XML Basics

XML Basics

Learning Objectives
    What You Will Be Able To Do Upon Completion

Reading
    Understanding XHTML 1.0
    XHTML Foundations
    XHTML in the Real World

Assignment 1
    1.1 The Power of XML
          Introduction
          XML as Both a Data Storage/Exchange Format and a GUI Format

    1.2 Web Development Then and Now
          The Rise and Fall of Dynamic HTML
          Separation of Code from Data

    1.3 Introduction to XML Syntax
          What is XML Markup?
          What is an XML document?

    1.4 Parts of an XML Document
          Introduction
          Elements
          Attributes
          Empty Elements

    1.5 More on XML Syntax
          Nesting
              Properly-nested elements
              Misnested elements
          Root Element
          Non-root Element
          White space

    1.6 Requirements of Well-formed Documents

Learning Objectives

In this unit, we will cover the basics of XML so we can learn them before comparing XML languages to HTML and understanding how XHTML fits into the picture in the next unit.

Upon completion of this unit you will be able to:

understand, at an introductory level, how XML is used to share data more effectively between software applications
describe XML's role in relation to the web-based technologies you are already familiar with
explain how XML is used as document-based middleware
explain how XML is used as a graphical user interface format
define elements and attributes, and describe how they structure an XML document

Reading

Understanding XHTML 1.0 p.9-22
XHTML Foundations p.23-34
XHTML in the Real World p.35-48

Assignment 1

Download IE6 and start opening up XML files. Use the plus and arrows to open and close the different elements of the XML files.

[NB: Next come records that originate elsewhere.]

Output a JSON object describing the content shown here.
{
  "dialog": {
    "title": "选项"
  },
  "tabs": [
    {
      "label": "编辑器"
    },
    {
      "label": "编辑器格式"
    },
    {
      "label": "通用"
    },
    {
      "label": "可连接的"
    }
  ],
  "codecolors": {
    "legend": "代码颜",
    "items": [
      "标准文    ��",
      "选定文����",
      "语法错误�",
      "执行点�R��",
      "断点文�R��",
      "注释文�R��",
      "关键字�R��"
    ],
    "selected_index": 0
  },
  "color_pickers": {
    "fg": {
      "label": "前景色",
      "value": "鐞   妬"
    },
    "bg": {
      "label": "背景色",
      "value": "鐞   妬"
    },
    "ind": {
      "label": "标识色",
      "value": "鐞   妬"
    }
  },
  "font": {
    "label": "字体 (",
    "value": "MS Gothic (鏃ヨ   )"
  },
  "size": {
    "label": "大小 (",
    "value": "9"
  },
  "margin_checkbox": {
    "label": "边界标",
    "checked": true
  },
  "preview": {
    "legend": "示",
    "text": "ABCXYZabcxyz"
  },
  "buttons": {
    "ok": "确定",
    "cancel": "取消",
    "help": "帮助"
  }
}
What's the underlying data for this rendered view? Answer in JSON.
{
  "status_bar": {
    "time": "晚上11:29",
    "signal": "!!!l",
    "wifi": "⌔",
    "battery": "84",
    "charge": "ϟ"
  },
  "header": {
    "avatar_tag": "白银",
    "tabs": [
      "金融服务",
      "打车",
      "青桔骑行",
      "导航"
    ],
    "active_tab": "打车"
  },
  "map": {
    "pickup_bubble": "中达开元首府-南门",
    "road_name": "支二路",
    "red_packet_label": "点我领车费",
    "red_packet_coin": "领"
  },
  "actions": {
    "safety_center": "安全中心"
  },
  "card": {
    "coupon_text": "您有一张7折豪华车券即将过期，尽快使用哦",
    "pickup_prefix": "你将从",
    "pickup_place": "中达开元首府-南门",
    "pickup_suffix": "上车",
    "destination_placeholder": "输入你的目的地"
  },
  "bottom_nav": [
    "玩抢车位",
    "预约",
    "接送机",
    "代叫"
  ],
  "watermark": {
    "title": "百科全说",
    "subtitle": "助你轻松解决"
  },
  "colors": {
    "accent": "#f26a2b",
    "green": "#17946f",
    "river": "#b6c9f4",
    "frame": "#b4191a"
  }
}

XML File in Internet Explorer 6.0

1.1 The Power of XML

Introduction

The Web is an interwoven "network" comprised of stored data and software applications. Today's web sites must provide data to an increasingly wide variety of software applications. Literally everything that takes place over the Web involves some form of data exchange.

Examples include:

providing a username and password to a remote server when logging on.
sending and receiving e-mail.
uploading a document to the Web.
accessing a web page.

Of course, we are not really exchanging data directly. Software programs continuously send and receive data on our behalf. Although we can often understand information in an unfamiliar or unexpected format, machines cannot start processing information until they receive the data in the exact format they are "expecting."

XML's primary objective is to provide a standardized data storage format capable of being "understood" and processed by all software programs.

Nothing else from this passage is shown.